Morgan writes the following about Sadako and the Thousand Paper Cranes :
Sadako and the Thousand Paper Cranes was a book about an 11 year old girl, Sadako Sasaki,who live in Hiroshima,Japan from 1943-1955. In 1945, the US dropped an atom bomb on Hiroshima. 9 years later, Sadako found out that the chemicals from the atom bomb have affected her. While she was running in the big race on feild day, she noticed these strange dizzy spells.

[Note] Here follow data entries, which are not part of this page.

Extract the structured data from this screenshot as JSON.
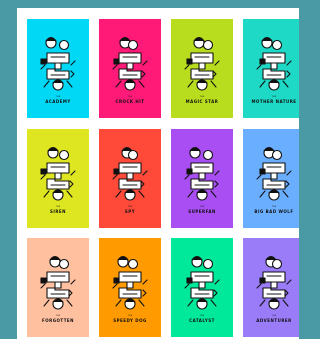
{
  "gallery": {
    "cards": [
      {
        "title": "ACADEMY",
        "subtitle": "THE",
        "bg": "#00d8f6",
        "icon": "academy-figures-icon"
      },
      {
        "title": "CROCK HIT",
        "subtitle": "THE",
        "bg": "#ff1a78",
        "icon": "crock-hit-figures-icon"
      },
      {
        "title": "MAGIC STAR",
        "subtitle": "THE",
        "bg": "#b8dc1e",
        "icon": "magic-star-figures-icon"
      },
      {
        "title": "MOTHER NATURE",
        "subtitle": "THE",
        "bg": "#1ed9c6",
        "icon": "mother-nature-figures-icon"
      },
      {
        "title": "SIREN",
        "subtitle": "THE",
        "bg": "#dde620",
        "icon": "siren-figures-icon"
      },
      {
        "title": "SPY",
        "subtitle": "THE",
        "bg": "#ff4a3a",
        "icon": "spy-figures-icon"
      },
      {
        "title": "SUPERFAN",
        "subtitle": "THE",
        "bg": "#a84ef2",
        "icon": "superfan-figures-icon"
      },
      {
        "title": "BIG BAD WOLF",
        "subtitle": "THE",
        "bg": "#6aaeff",
        "icon": "big-bad-wolf-figures-icon"
      },
      {
        "title": "FORGOTTEN",
        "subtitle": "THE",
        "bg": "#ffc0a0",
        "icon": "forgotten-figures-icon"
      },
      {
        "title": "SPEEDY DOG",
        "subtitle": "THE",
        "bg": "#ff9a00",
        "icon": "speedy-dog-figures-icon"
      },
      {
        "title": "CATALYST",
        "subtitle": "THE",
        "bg": "#00e89a",
        "icon": "catalyst-figures-icon"
      },
      {
        "title": "ADVENTURER",
        "subtitle": "THE",
        "bg": "#9a7cf8",
        "icon": "adventurer-figures-icon"
      }
    ]
  }
}
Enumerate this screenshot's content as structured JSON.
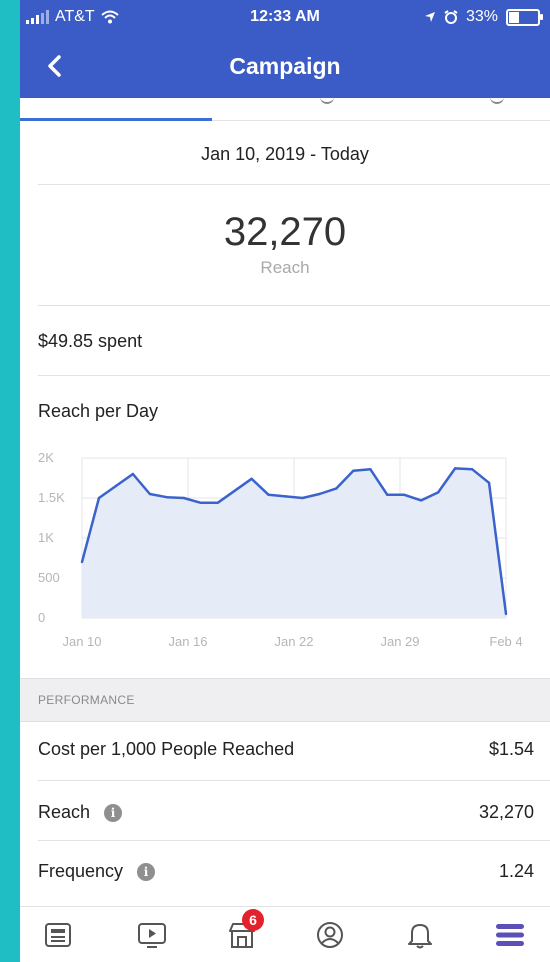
{
  "status": {
    "carrier": "AT&T",
    "time": "12:33 AM",
    "battery": "33%"
  },
  "nav": {
    "title": "Campaign"
  },
  "date_range": "Jan 10, 2019 - Today",
  "reach_total": {
    "value": "32,270",
    "label": "Reach"
  },
  "spent": "$49.85 spent",
  "chart_title": "Reach per Day",
  "chart_data": {
    "type": "area",
    "x_tick_labels": [
      "Jan 10",
      "Jan 16",
      "Jan 22",
      "Jan 29",
      "Feb 4"
    ],
    "y_tick_labels": [
      "2K",
      "1.5K",
      "1K",
      "500",
      "0"
    ],
    "ylim": [
      0,
      2000
    ],
    "x": [
      "Jan 10",
      "Jan 11",
      "Jan 12",
      "Jan 13",
      "Jan 14",
      "Jan 15",
      "Jan 16",
      "Jan 17",
      "Jan 18",
      "Jan 19",
      "Jan 20",
      "Jan 21",
      "Jan 22",
      "Jan 23",
      "Jan 24",
      "Jan 25",
      "Jan 26",
      "Jan 27",
      "Jan 28",
      "Jan 29",
      "Jan 30",
      "Jan 31",
      "Feb 1",
      "Feb 2",
      "Feb 3",
      "Feb 4"
    ],
    "values": [
      700,
      1500,
      1650,
      1800,
      1550,
      1510,
      1500,
      1440,
      1440,
      1590,
      1740,
      1540,
      1520,
      1500,
      1550,
      1620,
      1840,
      1860,
      1540,
      1540,
      1470,
      1570,
      1870,
      1860,
      1690,
      50
    ],
    "grid": true,
    "color": "#3b63cc",
    "fill": "#e6ebf8"
  },
  "performance": {
    "header": "PERFORMANCE",
    "rows": [
      {
        "label": "Cost per 1,000 People Reached",
        "value": "$1.54"
      },
      {
        "label": "Reach",
        "value": "32,270"
      },
      {
        "label": "Frequency",
        "value": "1.24"
      }
    ]
  },
  "tabbar": {
    "items": [
      "news-feed-icon",
      "watch-icon",
      "marketplace-icon",
      "profile-icon",
      "notifications-icon",
      "menu-icon"
    ],
    "marketplace_badge": "6"
  },
  "colors": {
    "nav": "#3b5cc6",
    "accent": "#3b6fd6",
    "badge": "#e4222d",
    "menu_active": "#5b50b8"
  }
}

Mostly she would just shake them off, until one day she was running outside at school, she had another one of her dizzy spells and because of it, she fainted. Her teacher told Sadako's youger sister, Mitsue, to run and get their parents. Mr. and Mrs.Sasaki took their daughter to the hospital. After a few tests, the doctors then declared that Sadako had luekemia!

This book has so many stegnths that I cannot name them all. One of them is that it had EXCELLENT discription. Because this book had such EXCELLENT discription, this book gave you MAGNIFICANT visualization. It made you feel as if you were right there at Peace Day, helping Sadako make the paper cranes, touching the golden crane, and crying with Sadako's family watching her slowly fade away to heaven. I found no weaknesses in this book!

I would definetly reccomend this book to everyone. This story is both sad and happy at the same time.It is so touching that she was more worried about her family than herself dying.